The group was created two months ago by Rajiv Mishra, 33, a researcher at the Nehru Gram Bharti University, Allahabad. On an average, one new volunteer is added to the group every day and Rajiv aims at having 200 members by August 2017.

Facts & figures
  • As an adult, a healthy adult has 4.5 to 5.5 litres of blood in the body. When one gives a unit (350 ml) of blood, the body replenishes the entire amount lost. The volume of fluid adjusts within a few hours of donation. The red blood cells get replaced within a few weeks.
  • Blood donation criteria include good health, age between 18 and 60 years and a minimum weight of 45 kgs.
  • Most donors do not experience side effects. In a survey of 5,000 donors, only 1 per cent experienced a minor reaction — usually irritation on the skin due to improper needle insertion.
  • A very small number of people feel weakness right after donation for some time. Weakness can be avoided by coming to the donation centre with a full stomach and a good night’s rest.
  • The entire donation process only takes about 10 minutes and can be repeated every 12 weeks.

Rajiv’s zeal for the mission stems from a personal tragedy and the spirit of selflessness inculcated in him by his father, retired army captain Baleshwar Mishra. Rajiv, a resident of Trivenipuram in Jhunsi, has donated blood 39 times.

“I lost my elder brother Ashok in 2002, who was just 25 then. We could not arrange enough blood for an emergency operation after his appendix burst. I was 22 at that time. My brother’s death left me in shock. By the time I turned 25, I had read widely on the subject and knew the importance of blood donation and the shortage being faced in the country,” Rajiv, a post-graduate in medieval history from Allahabad University, said.

“I donated blood for the first time in 2005 and have been doing so till date,” he added.

“I decided to create a WhatsApp group when a friend of mine suddenly required blood for his sister’s operation in the middle of the night. Local blood banks did not have her blood group. The struggle we underwent that night made me step forward from an individual blood donor to one having friends who are ready to roll up their sleeves to donate blood even for strangers,” said Rajiv.

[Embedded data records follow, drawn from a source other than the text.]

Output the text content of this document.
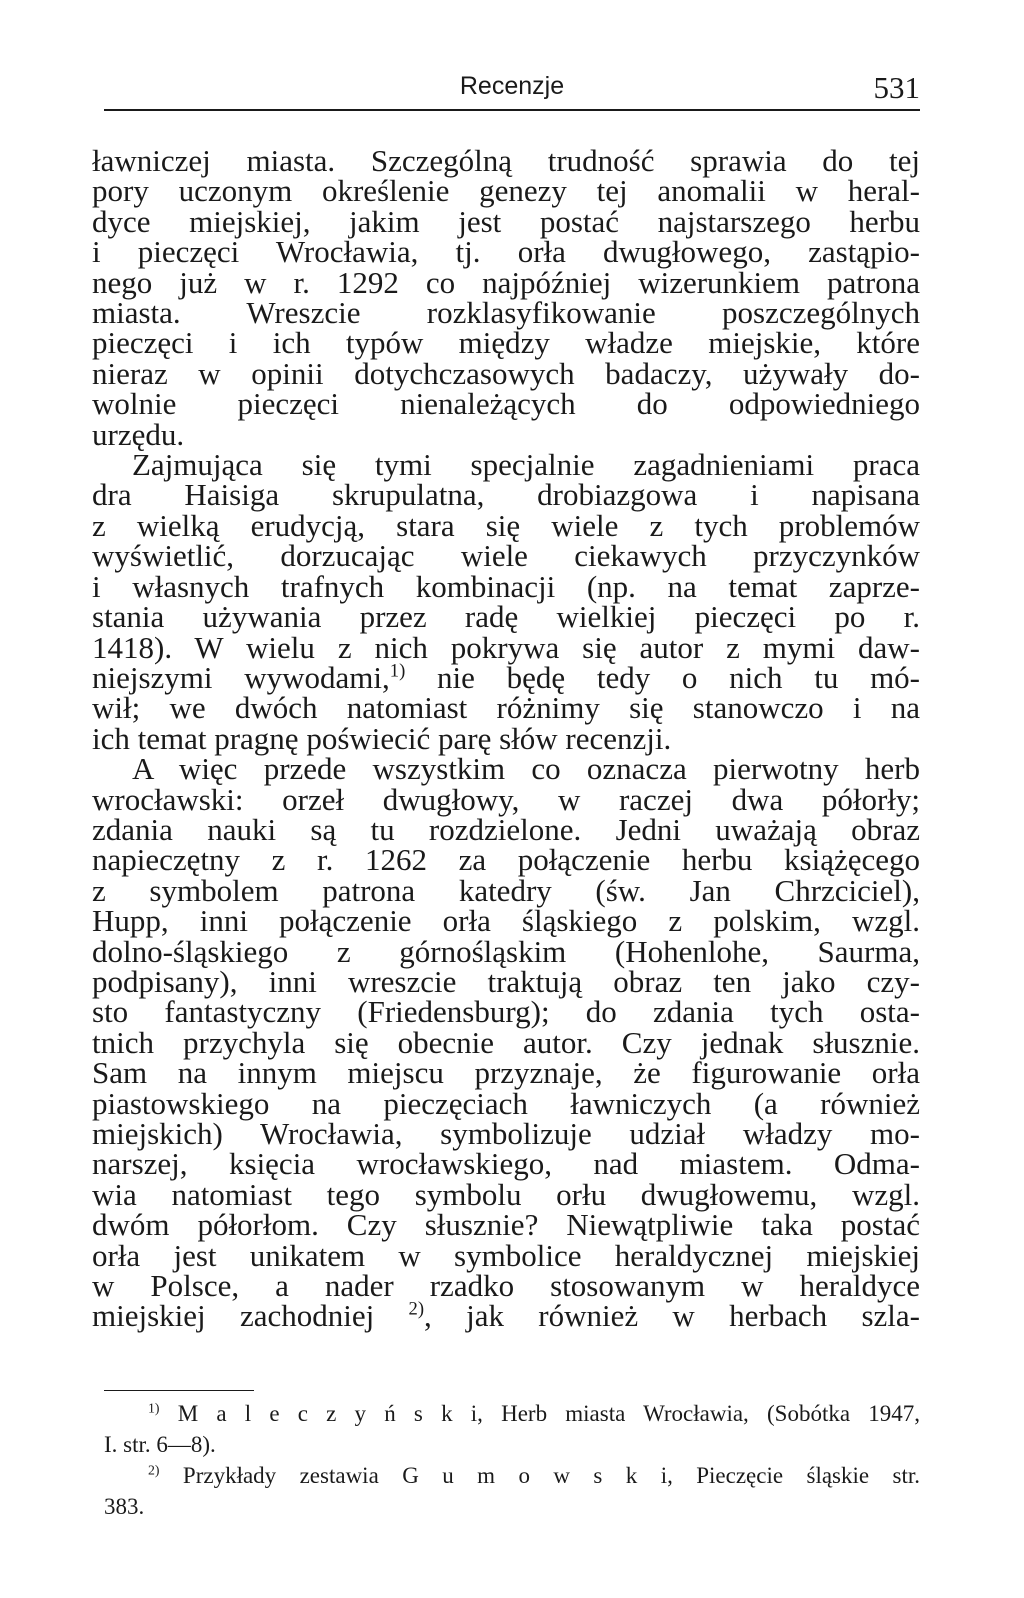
Recenzje	531
ławniczej miasta. Szczególną trudność sprawia do tej
pory uczonym określenie genezy tej anomalii w heral-
dyce miejskiej, jakim jest postać najstarszego herbu
i pieczęci Wrocławia, tj. orła dwugłowego, zastąpio-
nego już w r. 1292 co najpóźniej wizerunkiem patrona
miasta. Wreszcie rozklasyfikowanie poszczególnych
pieczęci i ich typów między władze miejskie, które
nieraz w opinii dotychczasowych badaczy, używały do-
wolnie pieczęci nienależących do odpowiedniego
urzędu.
Zajmująca się tymi specjalnie zagadnieniami praca
dra Haisiga skrupulatna, drobiazgowa i napisana
z wielką erudycją, stara się wiele z tych problemów
wyświetlić, dorzucając wiele ciekawych przyczynków
i własnych trafnych kombinacji (np. na temat zaprze-
stania używania przez radę wielkiej pieczęci po r.
1418). W wielu z nich pokrywa się autor z mymi daw-
niejszymi wywodami,$^{1)}$ nie będę tedy o nich tu mó-
wił; we dwóch natomiast różnimy się stanowczo i na
ich temat pragnę poświecić parę słów recenzji.
A więc przede wszystkim co oznacza pierwotny herb
wrocławski: orzeł dwugłowy, w raczej dwa półorły;
zdania nauki są tu rozdzielone. Jedni uważają obraz
napieczętny z r. 1262 za połączenie herbu książęcego
z symbolem patrona katedry (św. Jan Chrzciciel),
Hupp, inni połączenie orła śląskiego z polskim, wzgl.
dolno-śląskiego z górnośląskim (Hohenlohe, Saurma,
podpisany), inni wreszcie traktują obraz ten jako czy-
sto fantastyczny (Friedensburg); do zdania tych osta-
tnich przychyla się obecnie autor. Czy jednak słusznie.
Sam na innym miejscu przyznaje, że figurowanie orła
piastowskiego na pieczęciach ławniczych (a również
miejskich) Wrocławia, symbolizuje udział władzy mo-
narszej, księcia wrocławskiego, nad miastem. Odma-
wia natomiast tego symbolu orłu dwugłowemu, wzgl.
dwóm półorłom. Czy słusznie? Niewątpliwie taka postać
orła jest unikatem w symbolice heraldycznej miejskiej
w Polsce, a nader rzadko stosowanym w heraldyce
miejskiej zachodniej $^{2)}$, jak również w herbach szla-
$^{1)}$ M a l e c z y ń s k i, Herb miasta Wrocławia, (Sobótka 1947,
I. str. 6—8).
$^{2)}$ Przykłady zestawia G u m o w s k i, Pieczęcie śląskie str.
383.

“A person can donate blood 3-4 times in a year. Blood donation is the biggest gift one can give the society. A unit of whole blood actually saves at least three lives once its primary components – red blood cells, plasma and platelets are separated,” he said.

Read more: Donating one unit of blood can save three lives. Here’s how

Rajiv now plans to add volunteers from other parts of the state to the WhatsApp group. “We are getting requests from young donors from other cities. We plan to create a similar network in other cities as well,” said Gyan Prakash, 32, a high court lawyer and a member of the group who has made five donations till date.

According to a World Health Organisation (WHO) report, India faces shortage of blood to the tune of 3 million units annually. Only nine million units are collected in a year against the requirement of 12 million units, reflecting a 25 per cent deficit. Things get worse during the summer season when the shortfall hits as high as 50 per cent. This shortage can be easily eliminated if only an additional 2% of India’s youth donated blood, just once in a year.